19-year-old Paije Richardson is a cinema usher, but dreams of singing superstardom. He seems sweet; I hope he's not awful. He sings 'Fly Me To The Moon' for the judges in that sub-Bublé ske-boop-skiddleybop way that everyone does these days. Again, there'd be a nice tone there if he weren't so determined to make a mess of it. Louis likes the jazzy tone of his voice, and thinks he's the one of the best singers of the day. Cheryl, on the other hand, declares herself "on the fence". Simon's with Cheryl. The audience boo and jeer. Continuing his thought from earlier, Simon says that he feels like he could be at a wedding right now, but given the audience's current state, it rather sounds like Simon attends a lot of rowdy weddings. Louis comes to Paije's defence and says he's not a wedding singer. Louis votes yes. He didn't connect for Cheryl, so she says no. It's a no from Simon as well. What, no "try another song"? Louis attempts to defend Paije and get Simon and/or Cheryl to change their minds, though not as much as he harangued Pixie the weathervane. The audience continues to jeer and then - in a clear sign that we are now through the looking-glass - starts to chant Louis's name enthusiastically. Louis walks off, and heads backstage to Paije, telling him that he's got a great voice, and that he should try going away and coming back again to sing something different later in the day. Louis promises to try and talk Simon and Cheryl in the meantime.

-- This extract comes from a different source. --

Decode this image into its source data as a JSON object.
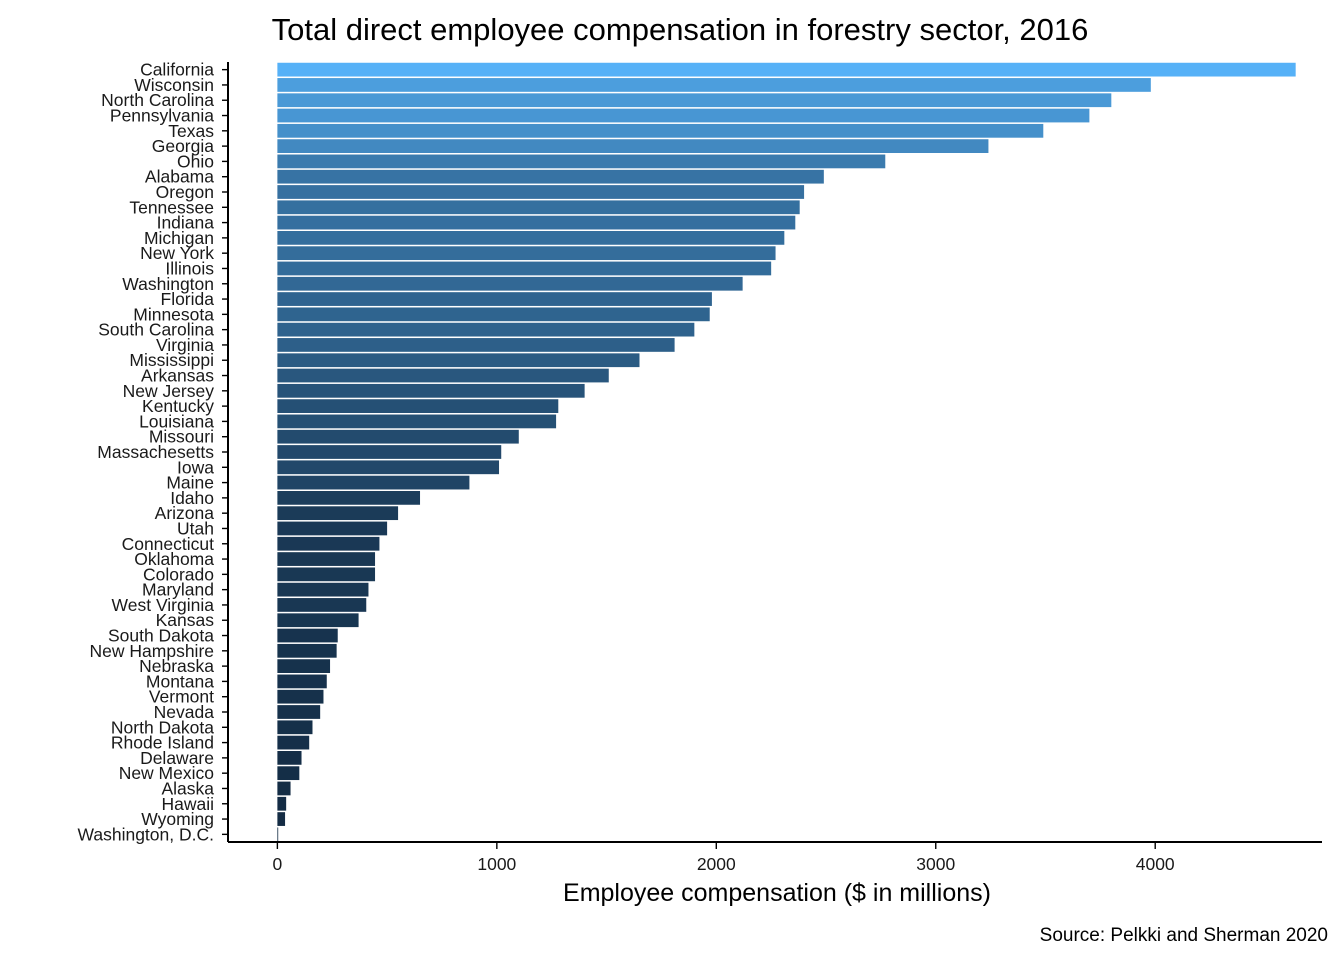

More ads. I'm quite impressed the Sunday Times commercial isn't hidden behind a paywall. Surely it's only a matter of time?

After the break, we're still in London, and get more black and white flashbacks of previous auditions, good and bad. They really must have been short on material, mustn't they? Paije has been waiting all day for his second chance. Bloody fucking 'Hometown Glory' plays on the soundtrack as the show helpfully recaps the events that we saw not more than 10 minutes ago, because presumably this show takes its viewers for drooling simpletons. Dermot wishes Paije good luck and sends him back on the stage. Wow, it's fortunate that no noteworthy acts came on to audition in all that time Paije was practising, huh? That would've screwed up the narrative something chronic. Paije returns to a hero's welcome. Simon tells Paije that he appreciates him coming back, but he'll have to do better than he did earlier. Louis asks what he'll be singing. Paije has chosen 'It's A Man's Man's Man's World' by James Brown, and he has also decided to chop the last few consonants off every word he sings. We get a reaction shot of Cheryl, looking studious. Simon, looking impenetrable. There is what I am entirely sure is a spontaneous standing ovation for Paije, and Simon tells him that he's got a good voice and great taste in music, and this was definitely a better performance than earlier. Cheryl agrees that he stepped up his performance from earlier. Louis thinks he's special. They take it to a re-vote. It's a yes from Louis. It's a yes from Cheryl. And a yes from Simon, so Paije is through. Simon and Cheryl high-five in a rather self-indulgent way. Paije is grateful for the chance to progress to boot camp and prove himself.

Next weekend: it's a double bill! (Dear God.) Cheryl's away, and the auditions hit Manchester with Nicole Scherzinger, who seems very enthusiastic. We'll be here, as always. Join us, won't you?

3 comments:

Sparkle said...

Double goody you're back here too! Fab.

Anonymous said...

Thank you bitches. You're the ones that make watching the x-factor bearable. I'm always more excited for your review then the show. I miss 2008 and i miss Ruth.
Greetings from Germany André

sozzifer said...

"presumably this show takes its viewers for drooling simpletons". Presumably? I'd say unequivocally.